Posted on November 22, 2010 at 3:28 PM

DALLAS - There's a school in Dallas where 27 different languages are spoken and the students learn about the different cultures in various ways, including a special dance program.

Eighth graders at Dealey International Academy, part of the Dallas Independent School District, tediously apply elaborate makeup before hitting the stage during a practice of the ancient art of kabuki.

The performances help the students learn about "the respect that the Japanese use in their culture," said Tricia Hilgart, a 13-year-old participant in the program.

"We're not just learning about one style of theatre in Japan, we're learning about Japan altogether," she said.

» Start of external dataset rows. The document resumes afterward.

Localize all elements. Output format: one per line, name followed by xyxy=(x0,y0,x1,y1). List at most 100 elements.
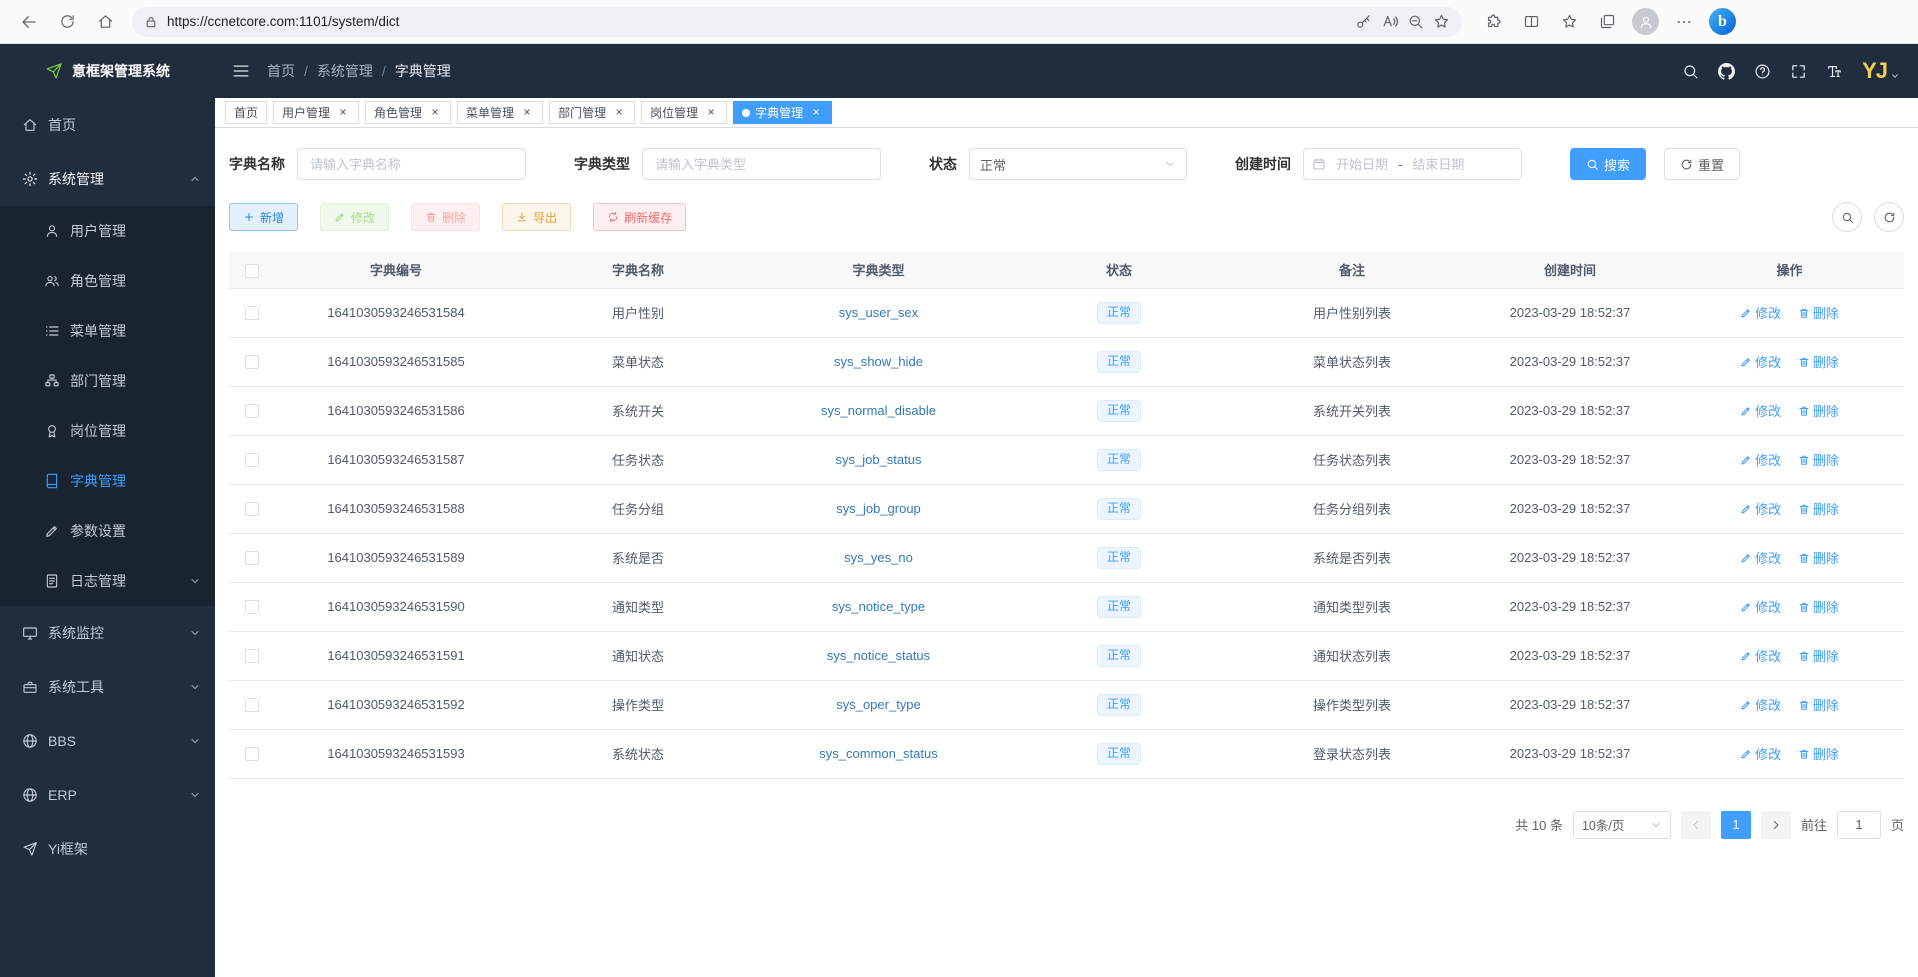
favorites-button[interactable] xyxy=(1552,5,1586,39)
row-checkbox[interactable] xyxy=(245,649,259,663)
address-bar[interactable]: https://ccnetcore.com:1101/system/dict xyxy=(132,7,1462,37)
tab-home[interactable]: 首页 xyxy=(225,101,267,124)
dict-type-link[interactable]: sys_oper_type xyxy=(836,697,921,712)
help-button[interactable] xyxy=(1754,63,1771,80)
search-button[interactable]: 搜索 xyxy=(1570,148,1646,180)
dict-type-link[interactable]: sys_normal_disable xyxy=(821,403,936,418)
copilot-icon[interactable]: b xyxy=(1709,8,1736,35)
sidebar-item-param-settings[interactable]: 参数设置 xyxy=(0,506,215,556)
row-edit-button[interactable]: 修改 xyxy=(1740,499,1781,518)
sidebar-item-log-mgmt[interactable]: 日志管理 xyxy=(0,556,215,606)
row-checkbox[interactable] xyxy=(245,747,259,761)
row-delete-button[interactable]: 删除 xyxy=(1798,548,1839,567)
sidebar-item-menu-mgmt[interactable]: 菜单管理 xyxy=(0,306,215,356)
dict-type-link[interactable]: sys_show_hide xyxy=(834,354,923,369)
dict-type-link[interactable]: sys_common_status xyxy=(819,746,938,761)
header-search-button[interactable] xyxy=(1682,63,1699,80)
sidebar-item-dict-mgmt[interactable]: 字典管理 xyxy=(0,456,215,506)
row-edit-button[interactable]: 修改 xyxy=(1740,695,1781,714)
dict-type-link[interactable]: sys_job_group xyxy=(836,501,921,516)
row-checkbox[interactable] xyxy=(245,502,259,516)
toggle-search-button[interactable] xyxy=(1832,202,1862,232)
dict-type-link[interactable]: sys_notice_status xyxy=(827,648,930,663)
refresh-table-button[interactable] xyxy=(1874,202,1904,232)
next-page-button[interactable] xyxy=(1761,811,1791,839)
row-checkbox[interactable] xyxy=(245,306,259,320)
row-delete-button[interactable]: 删除 xyxy=(1798,450,1839,469)
sidebar-item-system-tools[interactable]: 系统工具 xyxy=(0,660,215,714)
url-text[interactable]: https://ccnetcore.com:1101/system/dict xyxy=(167,14,1346,29)
status-select[interactable]: 正常 xyxy=(969,148,1187,180)
close-icon[interactable]: × xyxy=(612,106,626,120)
extensions-button[interactable] xyxy=(1476,5,1510,39)
start-date-input[interactable] xyxy=(1330,157,1394,172)
add-button[interactable]: 新增 xyxy=(229,203,298,231)
row-edit-button[interactable]: 修改 xyxy=(1740,352,1781,371)
row-delete-button[interactable]: 删除 xyxy=(1798,744,1839,763)
refresh-cache-button[interactable]: 刷新缓存 xyxy=(593,203,686,231)
hamburger-menu[interactable] xyxy=(215,44,267,98)
zoom-out-icon[interactable] xyxy=(1407,13,1424,30)
fullscreen-button[interactable] xyxy=(1790,63,1807,80)
sidebar-item-dept-mgmt[interactable]: 部门管理 xyxy=(0,356,215,406)
row-edit-button[interactable]: 修改 xyxy=(1740,303,1781,322)
tab-post-mgmt[interactable]: 岗位管理× xyxy=(641,101,727,124)
browser-back-button[interactable] xyxy=(12,5,46,39)
close-icon[interactable]: × xyxy=(428,106,442,120)
end-date-input[interactable] xyxy=(1406,157,1470,172)
sidebar-item-system-monitor[interactable]: 系统监控 xyxy=(0,606,215,660)
page-size-select[interactable]: 10条/页 xyxy=(1573,811,1671,839)
browser-reload-button[interactable] xyxy=(50,5,84,39)
edit-button[interactable]: 修改 xyxy=(320,203,389,231)
row-edit-button[interactable]: 修改 xyxy=(1740,450,1781,469)
tab-user-mgmt[interactable]: 用户管理× xyxy=(273,101,359,124)
split-screen-button[interactable] xyxy=(1514,5,1548,39)
page-number-button[interactable]: 1 xyxy=(1721,811,1751,839)
row-edit-button[interactable]: 修改 xyxy=(1740,744,1781,763)
dict-name-input[interactable] xyxy=(297,148,526,180)
close-icon[interactable]: × xyxy=(336,106,350,120)
sidebar-item-role-mgmt[interactable]: 角色管理 xyxy=(0,256,215,306)
reset-button[interactable]: 重置 xyxy=(1664,148,1740,180)
row-delete-button[interactable]: 删除 xyxy=(1798,646,1839,665)
sidebar-item-bbs[interactable]: BBS xyxy=(0,714,215,768)
export-button[interactable]: 导出 xyxy=(502,203,571,231)
github-button[interactable] xyxy=(1718,63,1735,80)
row-checkbox[interactable] xyxy=(245,551,259,565)
tab-dict-mgmt[interactable]: 字典管理× xyxy=(733,101,832,124)
select-all-checkbox[interactable] xyxy=(245,264,259,278)
sidebar-item-post-mgmt[interactable]: 岗位管理 xyxy=(0,406,215,456)
browser-home-button[interactable] xyxy=(88,5,122,39)
site-info-lock-icon[interactable] xyxy=(144,15,158,29)
password-key-icon[interactable] xyxy=(1355,13,1372,30)
app-logo[interactable]: 意框架管理系统 xyxy=(0,44,215,98)
row-edit-button[interactable]: 修改 xyxy=(1740,597,1781,616)
sidebar-item-home[interactable]: 首页 xyxy=(0,98,215,152)
tab-dept-mgmt[interactable]: 部门管理× xyxy=(549,101,635,124)
dict-type-input[interactable] xyxy=(642,148,881,180)
row-delete-button[interactable]: 删除 xyxy=(1798,401,1839,420)
dict-type-link[interactable]: sys_job_status xyxy=(836,452,922,467)
row-checkbox[interactable] xyxy=(245,698,259,712)
row-checkbox[interactable] xyxy=(245,453,259,467)
dict-type-link[interactable]: sys_yes_no xyxy=(844,550,913,565)
user-avatar[interactable]: YJ xyxy=(1862,60,1900,82)
sidebar-item-erp[interactable]: ERP xyxy=(0,768,215,822)
date-range-picker[interactable]: - xyxy=(1303,148,1522,180)
sidebar-item-system-mgmt[interactable]: 系统管理 xyxy=(0,152,215,206)
row-delete-button[interactable]: 删除 xyxy=(1798,499,1839,518)
close-icon[interactable]: × xyxy=(809,106,823,120)
font-size-button[interactable] xyxy=(1826,63,1843,80)
row-checkbox[interactable] xyxy=(245,404,259,418)
favorites-add-star-icon[interactable] xyxy=(1433,13,1450,30)
row-edit-button[interactable]: 修改 xyxy=(1740,401,1781,420)
sidebar-item-user-mgmt[interactable]: 用户管理 xyxy=(0,206,215,256)
dict-type-link[interactable]: sys_user_sex xyxy=(839,305,918,320)
browser-menu-button[interactable] xyxy=(1667,5,1701,39)
sidebar-item-yi-framework[interactable]: Yi框架 xyxy=(0,822,215,876)
close-icon[interactable]: × xyxy=(704,106,718,120)
profile-avatar[interactable] xyxy=(1632,8,1659,35)
read-aloud-icon[interactable] xyxy=(1381,13,1398,30)
close-icon[interactable]: × xyxy=(520,106,534,120)
tab-menu-mgmt[interactable]: 菜单管理× xyxy=(457,101,543,124)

Kabuki is one of the traditional arts of Japan and is considered a national treasure and highly stylized classical dance-drama. The girls practice after school one day per week. 

During a recent practice, Kristin Raveneau narrated while softly tapping two cylindrical bars together. 

"I'm just an outline to all the movement on stage," she said. "I'm our music for everything."  .

Theatre arts teacher Liz Garrett, the program's advisor, said she hopes the students understand the growth that can take place when they immerse themselves in the arts of another culture.

"It's one of the things that makes me want to get out of bed in the morning because they are just incredible to work with," she said of her students. "First of all, they are wonderful kids, but their passion and excitement just ignites my imagination off we go."

The girls have performed kabuki outside of school, including at the Crowe Museum in Dallas.